Integers in each row are sorted from left to right.
The first integer of each row is greater than the last integer of the previous row.
For example,
Consider the following matrix:
[
[1, 3, 5, 7],
[10, 11, 16, 20],
[23, 30, 34, 50]
]
Given target = 3, return true.
在二维数组中找到一个目标元素,矩阵中每一行都是升序排列的,并且每一行的元素都比它的上一行的包含的元素大。如果是一位数组我们很容以就想到用二分查找法,对于这道题,只不过是从m个有序数组中查找一个元素,我们可以用两次二分查找,第一个找到target在哪个组,确定target可能在的组之后,在用一次二分查找遍历这个组。在确定组的时候,如果target大于当前元素时,我们不能直接将left = mid + 1; 我们要检查mid组中最大的元素和target的大小,因为target可能在mid组中。
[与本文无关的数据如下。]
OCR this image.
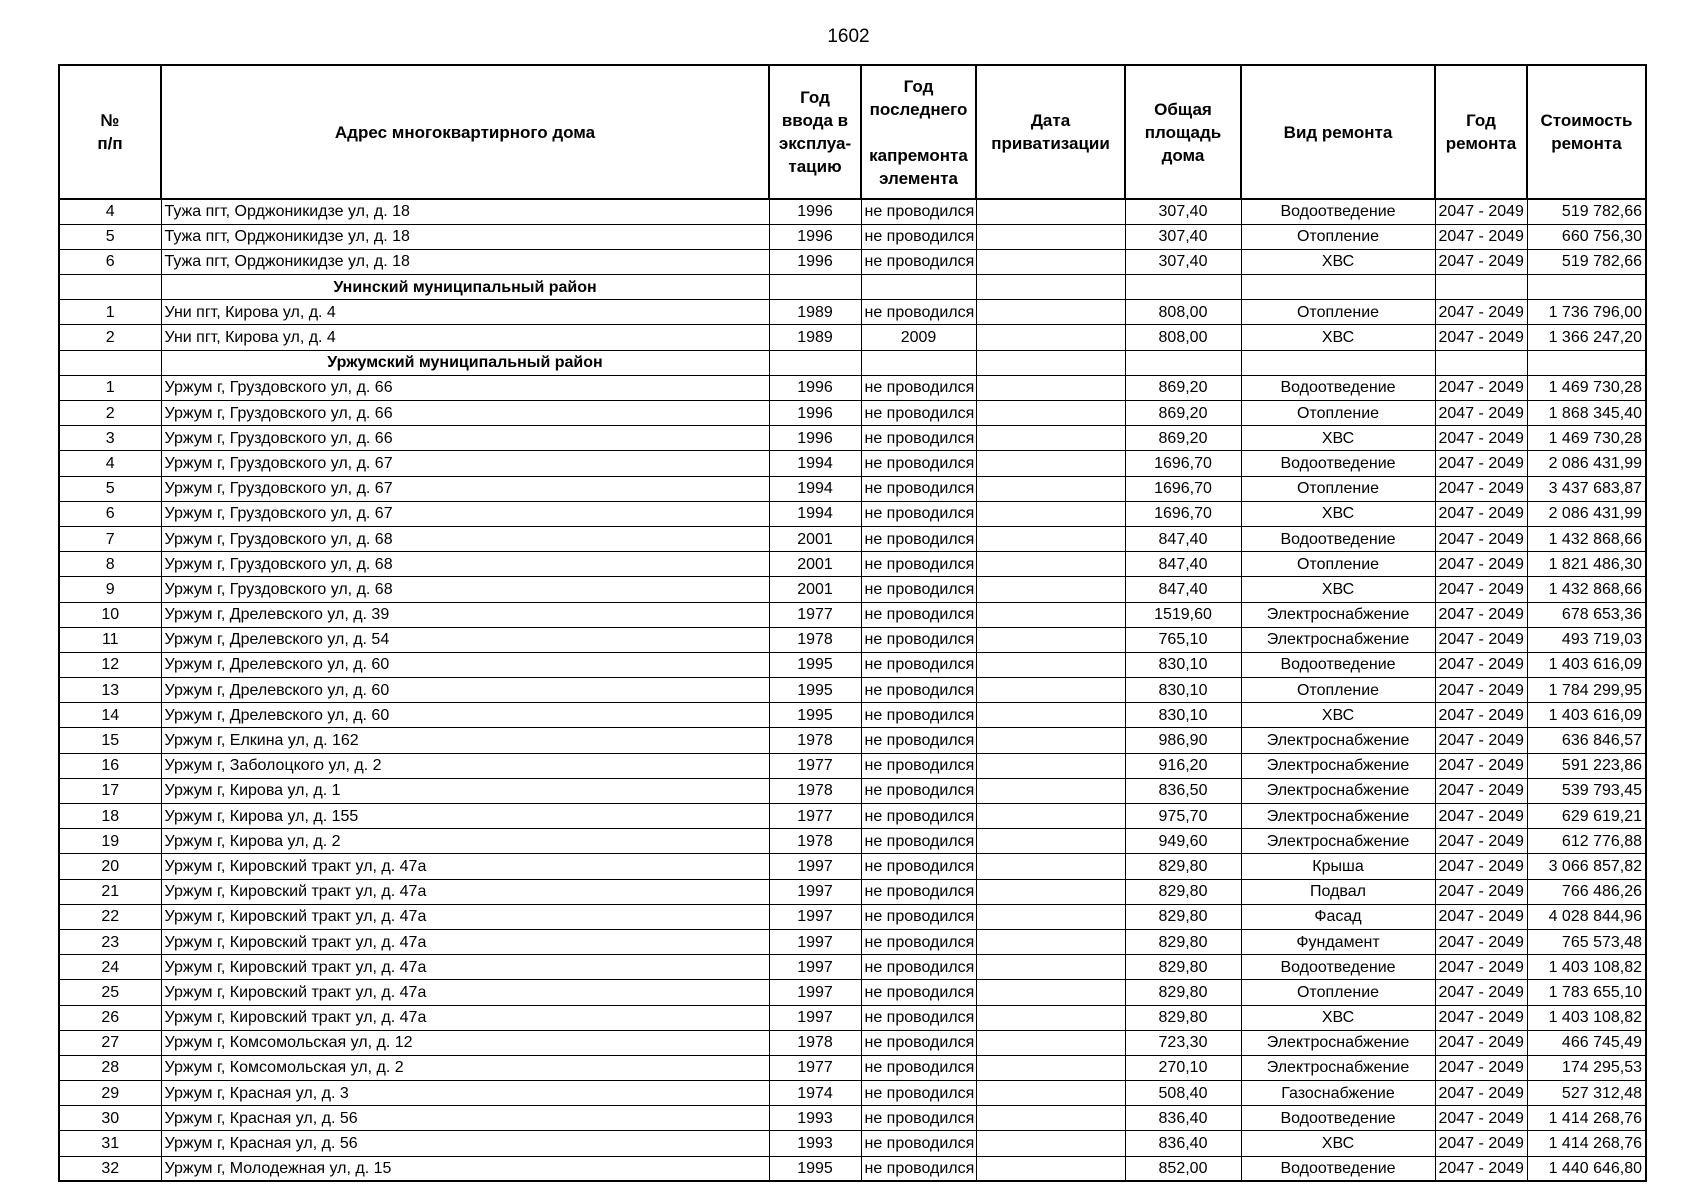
1602
№
п/п	Адрес многоквартирного дома	Год
ввода в
эксплуа-
тацию	Год
последнего
капремонта
элемента	Дата
приватизации	Общая
площадь
дома	Вид ремонта	Год
ремонта	Стоимость
ремонта

4	Тужа пгт, Орджоникидзе ул, д. 18	1996	не проводился		307,40	Водоотведение	2047 - 2049	519 782,66
5	Тужа пгт, Орджоникидзе ул, д. 18	1996	не проводился		307,40	Отопление	2047 - 2049	660 756,30
6	Тужа пгт, Орджоникидзе ул, д. 18	1996	не проводился		307,40	ХВС	2047 - 2049	519 782,66
	Унинский муниципальный район							
1	Уни пгт, Кирова ул, д. 4	1989	не проводился		808,00	Отопление	2047 - 2049	1 736 796,00
2	Уни пгт, Кирова ул, д. 4	1989	2009		808,00	ХВС	2047 - 2049	1 366 247,20
	Уржумский муниципальный район							
1	Уржум г, Груздовского ул, д. 66	1996	не проводился		869,20	Водоотведение	2047 - 2049	1 469 730,28
2	Уржум г, Груздовского ул, д. 66	1996	не проводился		869,20	Отопление	2047 - 2049	1 868 345,40
3	Уржум г, Груздовского ул, д. 66	1996	не проводился		869,20	ХВС	2047 - 2049	1 469 730,28
4	Уржум г, Груздовского ул, д. 67	1994	не проводился		1696,70	Водоотведение	2047 - 2049	2 086 431,99
5	Уржум г, Груздовского ул, д. 67	1994	не проводился		1696,70	Отопление	2047 - 2049	3 437 683,87
6	Уржум г, Груздовского ул, д. 67	1994	не проводился		1696,70	ХВС	2047 - 2049	2 086 431,99
7	Уржум г, Груздовского ул, д. 68	2001	не проводился		847,40	Водоотведение	2047 - 2049	1 432 868,66
8	Уржум г, Груздовского ул, д. 68	2001	не проводился		847,40	Отопление	2047 - 2049	1 821 486,30
9	Уржум г, Груздовского ул, д. 68	2001	не проводился		847,40	ХВС	2047 - 2049	1 432 868,66
10	Уржум г, Дрелевского ул, д. 39	1977	не проводился		1519,60	Электроснабжение	2047 - 2049	678 653,36
11	Уржум г, Дрелевского ул, д. 54	1978	не проводился		765,10	Электроснабжение	2047 - 2049	493 719,03
12	Уржум г, Дрелевского ул, д. 60	1995	не проводился		830,10	Водоотведение	2047 - 2049	1 403 616,09
13	Уржум г, Дрелевского ул, д. 60	1995	не проводился		830,10	Отопление	2047 - 2049	1 784 299,95
14	Уржум г, Дрелевского ул, д. 60	1995	не проводился		830,10	ХВС	2047 - 2049	1 403 616,09
15	Уржум г, Елкина ул, д. 162	1978	не проводился		986,90	Электроснабжение	2047 - 2049	636 846,57
16	Уржум г, Заболоцкого ул, д. 2	1977	не проводился		916,20	Электроснабжение	2047 - 2049	591 223,86
17	Уржум г, Кирова ул, д. 1	1978	не проводился		836,50	Электроснабжение	2047 - 2049	539 793,45
18	Уржум г, Кирова ул, д. 155	1977	не проводился		975,70	Электроснабжение	2047 - 2049	629 619,21
19	Уржум г, Кирова ул, д. 2	1978	не проводился		949,60	Электроснабжение	2047 - 2049	612 776,88
20	Уржум г, Кировский тракт ул, д. 47а	1997	не проводился		829,80	Крыша	2047 - 2049	3 066 857,82
21	Уржум г, Кировский тракт ул, д. 47а	1997	не проводился		829,80	Подвал	2047 - 2049	766 486,26
22	Уржум г, Кировский тракт ул, д. 47а	1997	не проводился		829,80	Фасад	2047 - 2049	4 028 844,96
23	Уржум г, Кировский тракт ул, д. 47а	1997	не проводился		829,80	Фундамент	2047 - 2049	765 573,48
24	Уржум г, Кировский тракт ул, д. 47а	1997	не проводился		829,80	Водоотведение	2047 - 2049	1 403 108,82
25	Уржум г, Кировский тракт ул, д. 47а	1997	не проводился		829,80	Отопление	2047 - 2049	1 783 655,10
26	Уржум г, Кировский тракт ул, д. 47а	1997	не проводился		829,80	ХВС	2047 - 2049	1 403 108,82
27	Уржум г, Комсомольская ул, д. 12	1978	не проводился		723,30	Электроснабжение	2047 - 2049	466 745,49
28	Уржум г, Комсомольская ул, д. 2	1977	не проводился		270,10	Электроснабжение	2047 - 2049	174 295,53
29	Уржум г, Красная ул, д. 3	1974	не проводился		508,40	Газоснабжение	2047 - 2049	527 312,48
30	Уржум г, Красная ул, д. 56	1993	не проводился		836,40	Водоотведение	2047 - 2049	1 414 268,76
31	Уржум г, Красная ул, д. 56	1993	не проводился		836,40	ХВС	2047 - 2049	1 414 268,76
32	Уржум г, Молодежная ул, д. 15	1995	не проводился		852,00	Водоотведение	2047 - 2049	1 440 646,80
代码如下:
public class Solution {
public boolean searchMatrix(int[][] matrix, int target) {
if(matrix == null || matrix.length == 0) return false;
int m = matrix.length;
int n = matrix[0].length;
int l = 0;
int r = m - 1;
int mid = 0;
while(l <= r) {
mid = l + (r - l) / 2;
if(target == matrix[mid][0])
return true;
if(matrix[mid][0] > target)
r = mid - 1;
else {
if(target > matrix[mid][n - 1])
l = mid + 1;
else
break;
}
}
l = 0;
r = n - 1;
while(l <= r) {
int mmid = l + (r - l) / 2;
if(target == matrix[mid][mmid])
return true;
if(target > matrix[mid][mmid])
l = mmid + 1;
else
r = mmid - 1;
}
return false;
}
}